Risk must be reduced through increased network participation

We are enduring an elevated threat to energy infrastructure. The non-standard application of sensors, communications, and automation in the distribution system is actually expanding potential access points for bad actors. However, while seemingly counterintuitive, increasing the total usage in the network from these access points will actually improve security and flexibility for utilities, city planners, developers and the like. A flexible, dynamic and interconnected set of microgrids can reduce the risk of black outs and energy shortages from physical and virtual attacks. This is true because the basic laws of networking can be applied to the energy system with modern control systems and contracts that secure supply and demand at critical moments for the utility. Simply put, it’s harder to take out hospitals, data centers and a dense urban housing center if customer’s demand and energy supply can be quickly routed across the existing utility network.

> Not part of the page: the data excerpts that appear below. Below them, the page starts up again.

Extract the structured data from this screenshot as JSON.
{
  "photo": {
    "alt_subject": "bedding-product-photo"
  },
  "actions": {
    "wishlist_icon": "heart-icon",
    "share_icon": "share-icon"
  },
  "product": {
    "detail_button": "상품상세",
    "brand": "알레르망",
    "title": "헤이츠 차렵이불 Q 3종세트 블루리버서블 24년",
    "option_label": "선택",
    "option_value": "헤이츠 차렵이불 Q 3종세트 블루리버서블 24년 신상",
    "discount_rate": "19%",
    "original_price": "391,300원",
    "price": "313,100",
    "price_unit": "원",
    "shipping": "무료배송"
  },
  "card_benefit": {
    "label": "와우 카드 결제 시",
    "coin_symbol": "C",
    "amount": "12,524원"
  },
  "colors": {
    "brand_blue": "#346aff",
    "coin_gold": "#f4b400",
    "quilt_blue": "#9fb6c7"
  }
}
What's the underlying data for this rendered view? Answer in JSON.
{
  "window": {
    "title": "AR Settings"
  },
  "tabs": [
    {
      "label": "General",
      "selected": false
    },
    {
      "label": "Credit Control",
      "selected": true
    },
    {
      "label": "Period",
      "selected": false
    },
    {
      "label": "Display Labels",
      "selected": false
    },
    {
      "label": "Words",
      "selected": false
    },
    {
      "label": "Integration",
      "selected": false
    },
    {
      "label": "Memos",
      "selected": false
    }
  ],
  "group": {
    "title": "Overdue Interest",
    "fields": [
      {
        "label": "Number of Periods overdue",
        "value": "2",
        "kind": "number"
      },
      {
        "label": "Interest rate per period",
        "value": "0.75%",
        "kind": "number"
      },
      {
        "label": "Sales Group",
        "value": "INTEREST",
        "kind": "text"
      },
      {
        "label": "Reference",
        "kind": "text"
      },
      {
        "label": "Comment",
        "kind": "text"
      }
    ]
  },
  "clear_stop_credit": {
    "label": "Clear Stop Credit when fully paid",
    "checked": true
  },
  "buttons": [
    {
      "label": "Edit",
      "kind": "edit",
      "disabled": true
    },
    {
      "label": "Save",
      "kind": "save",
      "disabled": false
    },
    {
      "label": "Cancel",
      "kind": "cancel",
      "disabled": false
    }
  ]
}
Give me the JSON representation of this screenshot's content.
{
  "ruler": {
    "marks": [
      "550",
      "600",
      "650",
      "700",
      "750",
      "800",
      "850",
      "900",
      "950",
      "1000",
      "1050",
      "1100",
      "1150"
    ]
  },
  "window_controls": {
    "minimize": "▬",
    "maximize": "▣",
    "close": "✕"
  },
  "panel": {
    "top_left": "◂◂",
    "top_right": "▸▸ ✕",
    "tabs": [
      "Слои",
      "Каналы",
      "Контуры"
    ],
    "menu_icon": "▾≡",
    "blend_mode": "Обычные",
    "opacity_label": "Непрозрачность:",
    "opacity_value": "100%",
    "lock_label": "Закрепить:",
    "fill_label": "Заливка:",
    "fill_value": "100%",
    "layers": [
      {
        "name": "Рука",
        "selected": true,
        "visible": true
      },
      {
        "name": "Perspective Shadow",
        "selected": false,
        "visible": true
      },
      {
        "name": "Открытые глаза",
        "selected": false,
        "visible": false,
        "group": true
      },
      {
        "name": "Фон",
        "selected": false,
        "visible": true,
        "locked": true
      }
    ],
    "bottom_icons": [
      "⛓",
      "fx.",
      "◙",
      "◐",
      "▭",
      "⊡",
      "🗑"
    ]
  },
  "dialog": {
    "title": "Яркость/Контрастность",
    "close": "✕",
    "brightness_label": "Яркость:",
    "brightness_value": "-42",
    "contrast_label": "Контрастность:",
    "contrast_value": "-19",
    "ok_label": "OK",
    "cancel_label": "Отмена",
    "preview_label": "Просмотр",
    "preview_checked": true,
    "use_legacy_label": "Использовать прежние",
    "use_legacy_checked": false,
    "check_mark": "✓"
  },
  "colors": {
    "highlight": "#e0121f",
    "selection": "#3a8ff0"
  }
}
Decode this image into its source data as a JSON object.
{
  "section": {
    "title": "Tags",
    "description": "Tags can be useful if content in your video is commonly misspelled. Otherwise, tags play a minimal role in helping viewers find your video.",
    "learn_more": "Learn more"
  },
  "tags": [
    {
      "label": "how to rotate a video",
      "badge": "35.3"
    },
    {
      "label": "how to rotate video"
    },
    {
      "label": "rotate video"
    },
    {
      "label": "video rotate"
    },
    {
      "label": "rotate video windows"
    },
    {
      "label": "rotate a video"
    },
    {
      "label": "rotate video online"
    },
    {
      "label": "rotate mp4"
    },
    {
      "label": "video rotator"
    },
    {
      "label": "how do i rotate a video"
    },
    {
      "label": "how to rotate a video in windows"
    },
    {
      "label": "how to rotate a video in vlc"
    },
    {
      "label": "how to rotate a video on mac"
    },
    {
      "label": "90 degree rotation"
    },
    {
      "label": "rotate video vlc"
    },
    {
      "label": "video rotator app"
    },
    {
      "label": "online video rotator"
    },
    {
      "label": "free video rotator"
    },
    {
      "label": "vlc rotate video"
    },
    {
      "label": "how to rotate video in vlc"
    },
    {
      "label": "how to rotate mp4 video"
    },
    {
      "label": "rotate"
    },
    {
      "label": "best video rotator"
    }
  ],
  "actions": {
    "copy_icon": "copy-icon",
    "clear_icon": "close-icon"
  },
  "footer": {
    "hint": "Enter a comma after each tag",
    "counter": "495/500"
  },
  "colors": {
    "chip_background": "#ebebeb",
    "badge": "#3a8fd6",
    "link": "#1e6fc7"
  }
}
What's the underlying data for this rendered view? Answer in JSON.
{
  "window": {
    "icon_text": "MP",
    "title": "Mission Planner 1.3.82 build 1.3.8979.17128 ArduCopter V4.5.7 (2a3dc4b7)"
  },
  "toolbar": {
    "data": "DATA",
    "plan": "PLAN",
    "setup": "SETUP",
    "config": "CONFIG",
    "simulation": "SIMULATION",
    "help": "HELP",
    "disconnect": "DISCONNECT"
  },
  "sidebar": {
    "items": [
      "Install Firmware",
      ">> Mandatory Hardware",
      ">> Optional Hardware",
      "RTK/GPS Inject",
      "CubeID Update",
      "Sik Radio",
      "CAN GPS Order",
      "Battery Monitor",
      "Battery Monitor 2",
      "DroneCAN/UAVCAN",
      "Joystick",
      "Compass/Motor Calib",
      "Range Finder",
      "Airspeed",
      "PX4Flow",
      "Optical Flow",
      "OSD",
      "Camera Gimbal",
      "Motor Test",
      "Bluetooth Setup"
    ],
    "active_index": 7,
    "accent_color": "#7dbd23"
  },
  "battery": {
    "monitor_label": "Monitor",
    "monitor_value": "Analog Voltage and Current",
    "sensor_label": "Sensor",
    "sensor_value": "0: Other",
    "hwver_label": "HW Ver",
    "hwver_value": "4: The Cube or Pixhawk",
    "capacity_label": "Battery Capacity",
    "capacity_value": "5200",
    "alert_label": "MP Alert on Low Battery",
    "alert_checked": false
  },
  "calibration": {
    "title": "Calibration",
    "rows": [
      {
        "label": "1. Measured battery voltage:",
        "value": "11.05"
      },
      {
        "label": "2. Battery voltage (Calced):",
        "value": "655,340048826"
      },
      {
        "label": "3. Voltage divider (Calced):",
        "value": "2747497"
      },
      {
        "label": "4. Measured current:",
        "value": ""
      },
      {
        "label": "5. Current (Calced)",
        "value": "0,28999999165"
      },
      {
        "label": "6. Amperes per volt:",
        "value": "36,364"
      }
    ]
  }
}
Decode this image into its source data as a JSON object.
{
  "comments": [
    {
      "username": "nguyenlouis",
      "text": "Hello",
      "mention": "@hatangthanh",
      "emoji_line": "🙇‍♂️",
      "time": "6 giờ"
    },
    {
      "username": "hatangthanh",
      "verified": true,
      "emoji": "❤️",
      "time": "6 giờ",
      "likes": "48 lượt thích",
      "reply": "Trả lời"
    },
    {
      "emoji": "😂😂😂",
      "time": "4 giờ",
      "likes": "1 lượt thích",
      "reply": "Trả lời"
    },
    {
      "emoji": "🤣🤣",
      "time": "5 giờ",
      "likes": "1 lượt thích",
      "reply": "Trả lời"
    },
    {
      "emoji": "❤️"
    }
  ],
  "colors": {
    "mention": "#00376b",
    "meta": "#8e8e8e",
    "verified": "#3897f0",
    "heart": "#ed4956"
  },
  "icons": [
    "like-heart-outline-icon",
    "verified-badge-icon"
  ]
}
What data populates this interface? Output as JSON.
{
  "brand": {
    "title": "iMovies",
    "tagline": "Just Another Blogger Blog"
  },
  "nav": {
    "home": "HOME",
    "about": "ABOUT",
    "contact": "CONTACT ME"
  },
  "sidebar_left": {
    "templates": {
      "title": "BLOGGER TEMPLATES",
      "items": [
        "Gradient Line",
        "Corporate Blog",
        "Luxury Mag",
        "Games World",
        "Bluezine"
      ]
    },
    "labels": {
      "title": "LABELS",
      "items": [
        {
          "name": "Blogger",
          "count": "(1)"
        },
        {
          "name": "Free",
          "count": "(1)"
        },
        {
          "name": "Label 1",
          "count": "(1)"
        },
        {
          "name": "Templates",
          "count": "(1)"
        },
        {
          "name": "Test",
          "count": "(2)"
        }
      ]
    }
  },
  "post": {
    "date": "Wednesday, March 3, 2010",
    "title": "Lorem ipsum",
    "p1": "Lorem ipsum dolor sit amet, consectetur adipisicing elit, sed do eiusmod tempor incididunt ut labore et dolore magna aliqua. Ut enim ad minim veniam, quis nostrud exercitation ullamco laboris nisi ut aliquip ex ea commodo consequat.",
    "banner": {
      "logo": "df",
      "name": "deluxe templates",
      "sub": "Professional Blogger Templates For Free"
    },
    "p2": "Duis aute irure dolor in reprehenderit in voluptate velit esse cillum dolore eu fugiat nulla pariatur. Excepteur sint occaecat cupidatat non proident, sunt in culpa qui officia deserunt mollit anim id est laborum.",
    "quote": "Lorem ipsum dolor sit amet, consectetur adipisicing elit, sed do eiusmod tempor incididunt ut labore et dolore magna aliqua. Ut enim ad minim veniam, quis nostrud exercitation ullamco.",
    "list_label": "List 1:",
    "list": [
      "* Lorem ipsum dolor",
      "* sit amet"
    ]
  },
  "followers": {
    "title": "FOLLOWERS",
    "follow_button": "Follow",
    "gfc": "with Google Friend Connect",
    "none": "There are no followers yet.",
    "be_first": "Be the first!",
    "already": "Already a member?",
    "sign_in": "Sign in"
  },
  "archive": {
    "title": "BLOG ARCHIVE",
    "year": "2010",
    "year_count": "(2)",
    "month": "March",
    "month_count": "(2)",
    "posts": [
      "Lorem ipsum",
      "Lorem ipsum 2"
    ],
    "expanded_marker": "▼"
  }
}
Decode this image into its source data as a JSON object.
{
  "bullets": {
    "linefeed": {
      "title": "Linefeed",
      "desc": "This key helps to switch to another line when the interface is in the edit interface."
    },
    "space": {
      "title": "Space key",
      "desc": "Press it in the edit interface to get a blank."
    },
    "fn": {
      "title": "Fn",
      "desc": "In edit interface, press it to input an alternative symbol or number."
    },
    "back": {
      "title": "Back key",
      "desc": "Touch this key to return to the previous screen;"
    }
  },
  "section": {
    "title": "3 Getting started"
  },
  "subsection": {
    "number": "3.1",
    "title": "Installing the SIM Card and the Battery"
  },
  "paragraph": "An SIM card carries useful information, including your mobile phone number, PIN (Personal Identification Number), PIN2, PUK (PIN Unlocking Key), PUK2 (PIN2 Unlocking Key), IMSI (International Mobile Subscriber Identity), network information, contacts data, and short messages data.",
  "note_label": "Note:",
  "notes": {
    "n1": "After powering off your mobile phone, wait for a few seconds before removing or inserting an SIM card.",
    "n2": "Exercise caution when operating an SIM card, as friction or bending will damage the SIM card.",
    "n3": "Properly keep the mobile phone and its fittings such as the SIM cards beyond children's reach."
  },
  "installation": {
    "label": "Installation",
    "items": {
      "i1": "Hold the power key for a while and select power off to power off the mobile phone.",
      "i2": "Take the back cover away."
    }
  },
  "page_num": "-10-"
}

The challenge in building a cheaper, more resilient and distributed energy system lies in the regulatory and financial rules around reliability, utility franchises, and the ability for state regulators to provide flexibility for utilities to partner in new ways that maintains their crucial role as the operator in a competitive environment. With flat growth and a lack of real time visibility to changes happening in the network we need to reset the relationship between traditional energy providers and customers, including individuals and businesses that want to participate in generation and supply. By reforming regulation, spreading risk and expanding the definition of reliability we can slowly begin to develop a more integrated, intelligent and participatory energy network.